Abstract

Health Watch was established in 1980 at the University of Melbourne to ‘explore possible links between occupational experience in the [petroleum] industry’ and subsequent mortality and cancer incidence. There was concern that occupational exposure to fossil fuels could result in occupational cancers and it was anticipated that ‘well designed epidemiological studies, and carefully planned data bases’ were ‘capable of confirming or refuting such association’ rather than relying on clinician recognition of clusters. Health Watch was ‘designed to operate as a general health surveillance system’ comparable to a contemporary USA study funded by the American Petroleum Institute.
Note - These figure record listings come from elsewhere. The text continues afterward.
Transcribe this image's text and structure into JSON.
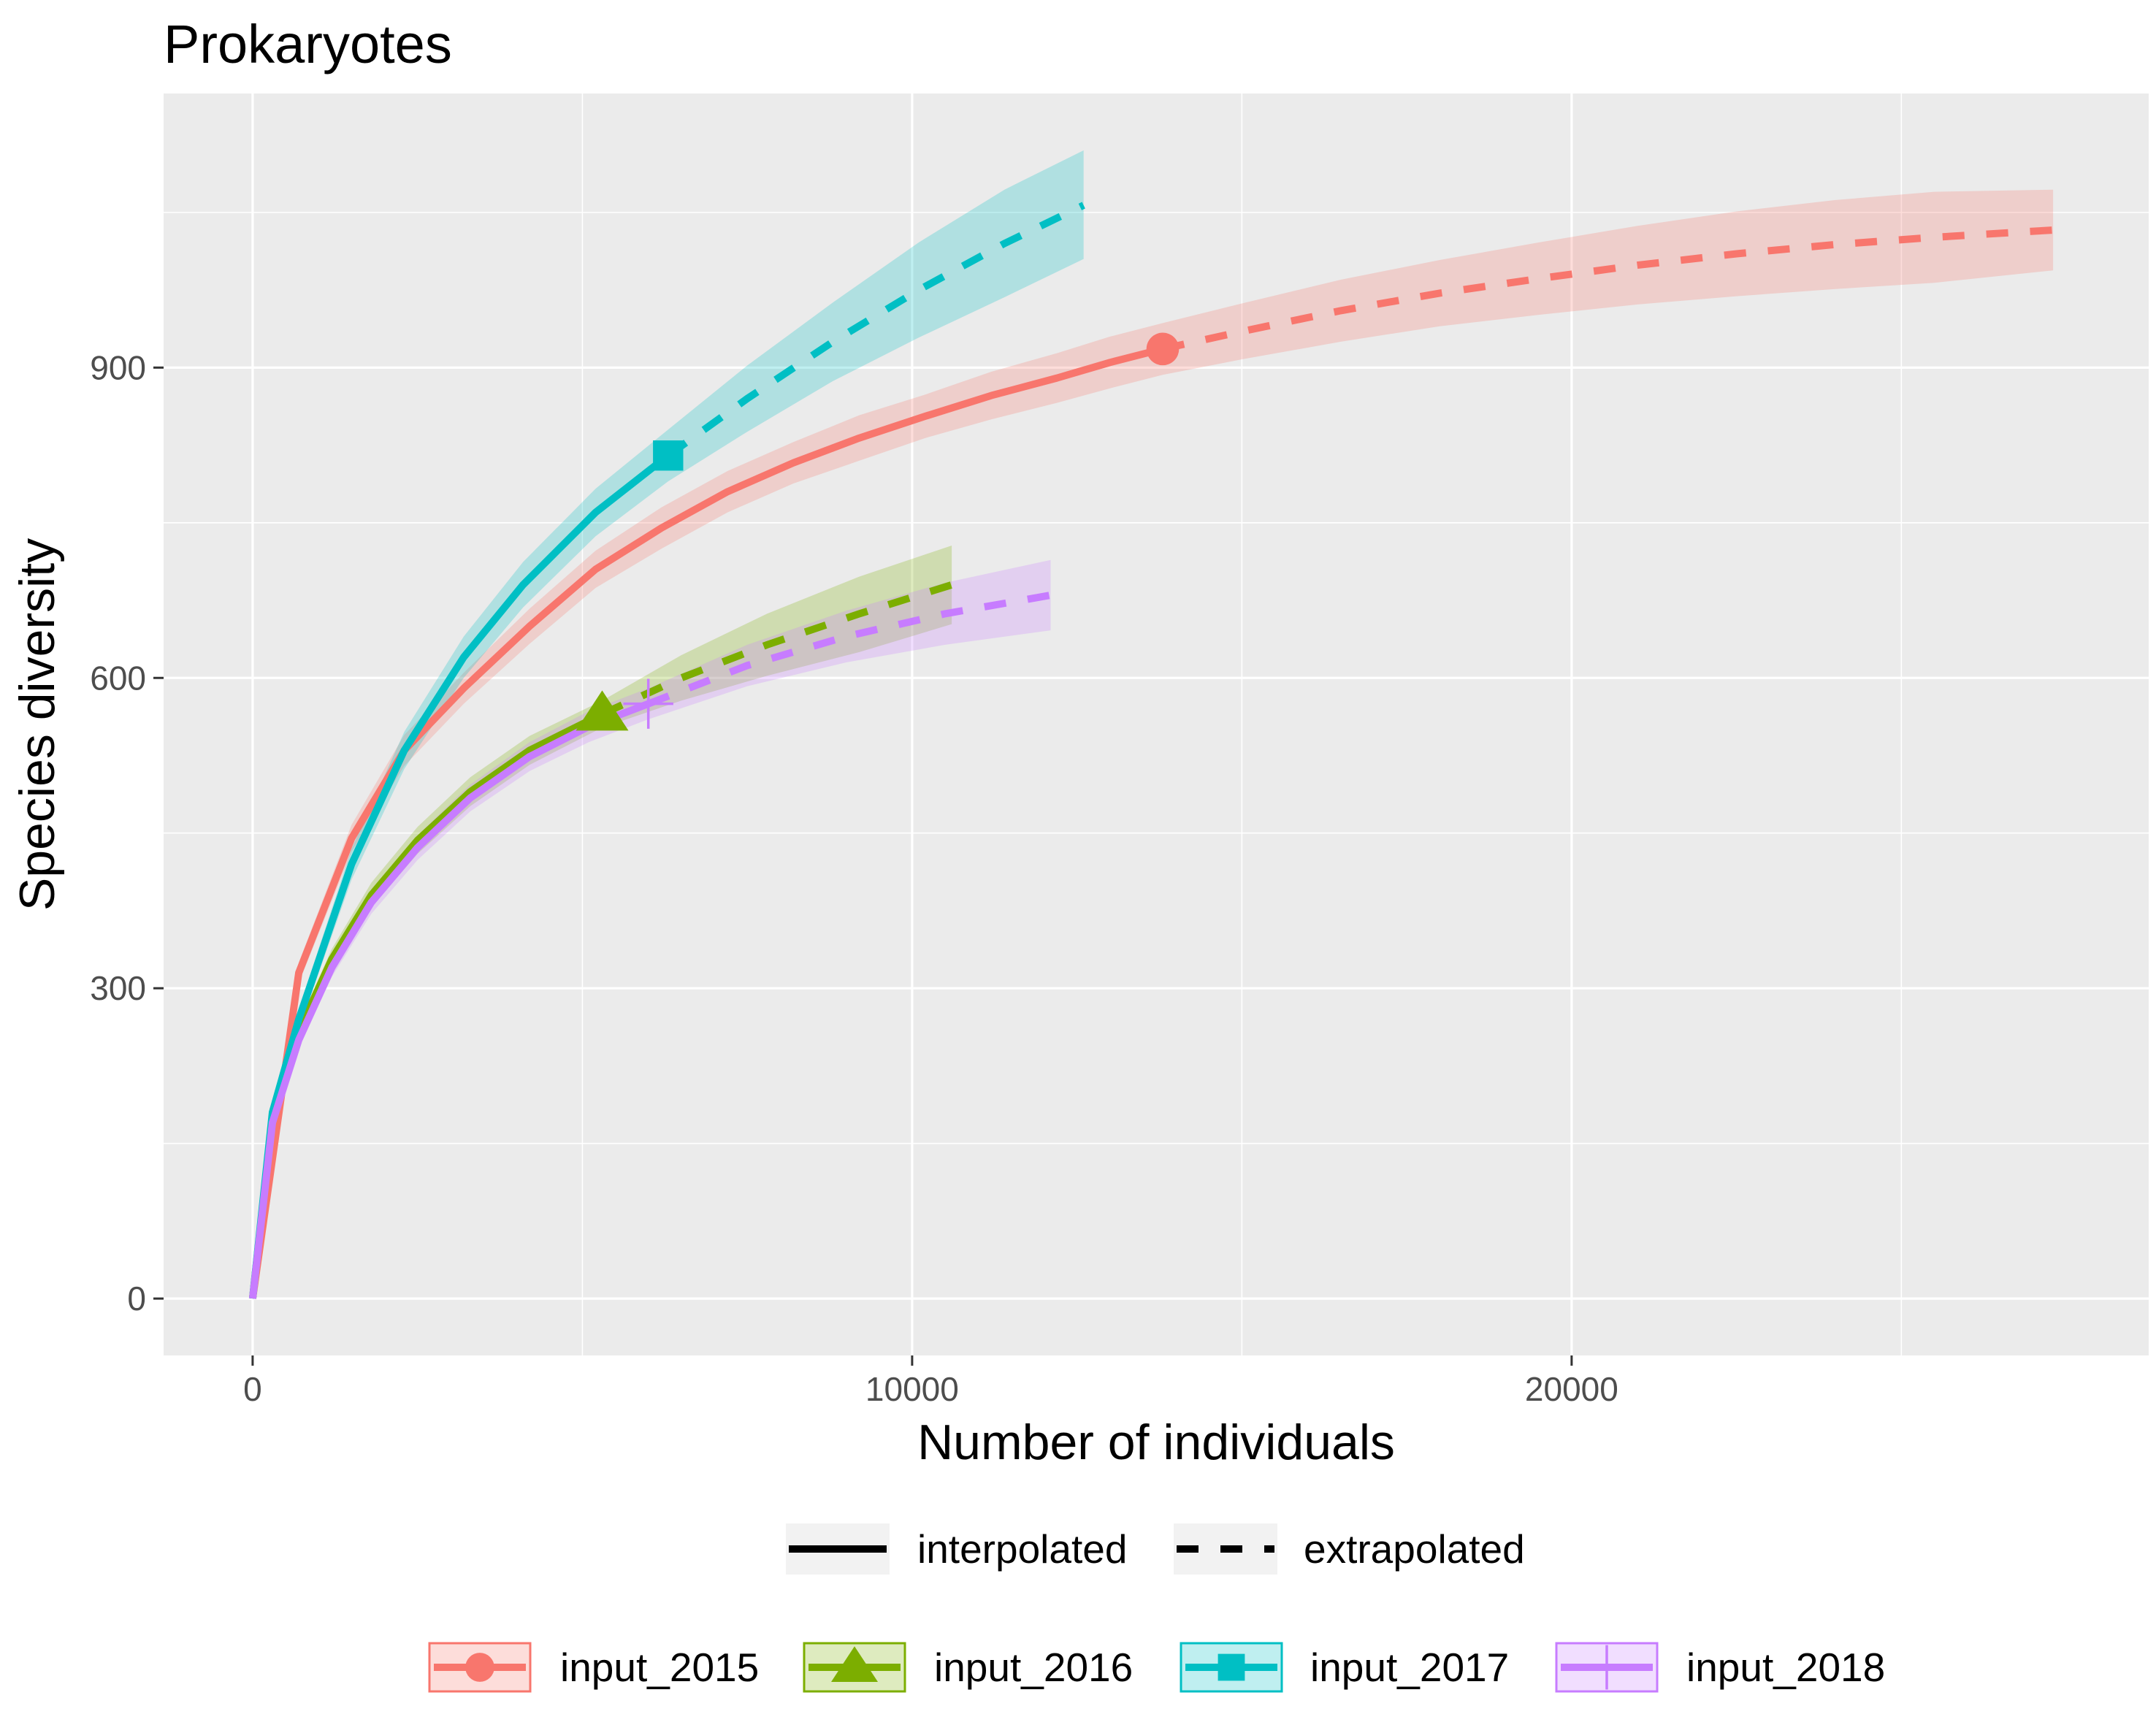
{
  "chart_data": {
    "type": "line",
    "title": "Prokaryotes",
    "xlabel": "Number of individuals",
    "ylabel": "Species diversity",
    "xlim": [
      -1350,
      28750
    ],
    "ylim": [
      -55,
      1165
    ],
    "x_ticks": [
      0,
      10000,
      20000
    ],
    "x_tick_labels": [
      "0",
      "10000",
      "20000"
    ],
    "y_ticks": [
      0,
      300,
      600,
      900
    ],
    "y_tick_labels": [
      "0",
      "300",
      "600",
      "900"
    ],
    "grid": true,
    "legend_position": "bottom",
    "linetype_legend": [
      {
        "label": "interpolated",
        "style": "solid"
      },
      {
        "label": "extrapolated",
        "style": "dashed"
      }
    ],
    "series": [
      {
        "name": "input_2015",
        "color": "#F8766D",
        "marker": "circle",
        "observed": {
          "x": 13800,
          "y": 918
        },
        "interpolated": {
          "x": [
            0,
            700,
            1500,
            2300,
            3200,
            4200,
            5200,
            6200,
            7200,
            8200,
            9200,
            10200,
            11200,
            12200,
            13000,
            13800
          ],
          "y": [
            0,
            315,
            445,
            530,
            590,
            650,
            705,
            745,
            780,
            808,
            832,
            853,
            873,
            890,
            905,
            918
          ]
        },
        "extrapolated": {
          "x": [
            13800,
            15000,
            16500,
            18000,
            19500,
            21000,
            22500,
            24000,
            25500,
            27300
          ],
          "y": [
            918,
            935,
            955,
            972,
            986,
            999,
            1010,
            1019,
            1026,
            1033
          ]
        },
        "ci_lower": [
          0,
          305,
          432,
          515,
          575,
          633,
          687,
          725,
          760,
          788,
          810,
          832,
          850,
          866,
          880,
          893,
          908,
          925,
          940,
          951,
          961,
          969,
          976,
          982,
          994
        ],
        "ci_upper": [
          0,
          325,
          458,
          545,
          605,
          667,
          723,
          765,
          800,
          828,
          854,
          874,
          896,
          914,
          930,
          943,
          962,
          985,
          1004,
          1021,
          1037,
          1051,
          1062,
          1070,
          1072
        ]
      },
      {
        "name": "input_2016",
        "color": "#7CAE00",
        "marker": "triangle",
        "observed": {
          "x": 5300,
          "y": 565
        },
        "interpolated": {
          "x": [
            0,
            300,
            700,
            1200,
            1800,
            2500,
            3300,
            4200,
            5300
          ],
          "y": [
            0,
            175,
            258,
            328,
            390,
            443,
            490,
            530,
            565
          ]
        },
        "extrapolated": {
          "x": [
            5300,
            6500,
            7800,
            9200,
            10600
          ],
          "y": [
            565,
            600,
            632,
            662,
            690
          ]
        },
        "ci_lower": [
          0,
          170,
          250,
          318,
          378,
          430,
          476,
          516,
          552,
          578,
          602,
          625,
          652
        ],
        "ci_upper": [
          0,
          180,
          266,
          338,
          402,
          456,
          504,
          544,
          578,
          622,
          662,
          698,
          728
        ]
      },
      {
        "name": "input_2017",
        "color": "#00BFC4",
        "marker": "square",
        "observed": {
          "x": 6300,
          "y": 815
        },
        "interpolated": {
          "x": [
            0,
            300,
            700,
            1500,
            2300,
            3200,
            4100,
            5200,
            6300
          ],
          "y": [
            0,
            180,
            270,
            420,
            530,
            620,
            690,
            760,
            815
          ]
        },
        "extrapolated": {
          "x": [
            6300,
            7500,
            8800,
            10100,
            11400,
            12600
          ],
          "y": [
            815,
            870,
            925,
            975,
            1020,
            1057
          ]
        },
        "ci_lower": [
          0,
          173,
          260,
          405,
          512,
          600,
          668,
          737,
          790,
          838,
          887,
          929,
          968,
          1005
        ],
        "ci_upper": [
          0,
          187,
          280,
          435,
          548,
          640,
          712,
          783,
          840,
          902,
          963,
          1021,
          1072,
          1110
        ]
      },
      {
        "name": "input_2018",
        "color": "#C77CFF",
        "marker": "cross",
        "observed": {
          "x": 6000,
          "y": 575
        },
        "interpolated": {
          "x": [
            0,
            300,
            700,
            1200,
            1800,
            2500,
            3300,
            4200,
            5100,
            6000
          ],
          "y": [
            0,
            170,
            250,
            320,
            383,
            436,
            484,
            524,
            553,
            575
          ]
        },
        "extrapolated": {
          "x": [
            6000,
            7500,
            9000,
            10500,
            12100
          ],
          "y": [
            575,
            612,
            640,
            662,
            680
          ]
        },
        "ci_lower": [
          0,
          165,
          243,
          311,
          372,
          424,
          471,
          510,
          538,
          560,
          592,
          615,
          632,
          646
        ],
        "ci_upper": [
          0,
          175,
          257,
          329,
          394,
          448,
          497,
          538,
          568,
          590,
          632,
          665,
          692,
          714
        ]
      }
    ]
  }
}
Later reports expanded the aim to be ‘a prospective epidemiological study with the capacity to test specific hypotheses regarding the possible health consequences of occupationally determined exposure to hydrocarbon and other chemical substances’. This follows efforts by the industry’s occupational hygienists to link descriptive job categories to an index of hydrocarbon exposure. The main aims of tracking mortality and cancer incidence in the cohort have not changed over time, but subanalyses have been included e.g. for tanker drivers and for a group of men at a particular refinery. After an excess of lympho-haematopoetic (LH) cancer was identified, a case-control study was instituted to investigate whether benzene exposure was associated with this increased risk. This study was followed up in 2008 with a pooled analysis to identify which subtypes of LH cancer might be most strongly associated with benzene exposure. The industry has reduced benzene exposure over the period of the cohort. In 1999, the custodianship of the cohort was transferred to the University of Adelaide and then in 2005 to Monash University’s Centre for Occupational and Environmental Health in the Department of Epidemiology and Preventive Medicine, where it currently resides. The Australian Institute of Petroleum (AIP) has funded the relevant universities, including Monash University, to implement the study with funds from their member companies in the Australian petroleum industry. The study has an advisory committee that meets regularly and includes the relevant university investigators and trades union and company representatives. The committee is chaired by a representative of the participating companies on a rotating basis and the AIP provides the secretariat.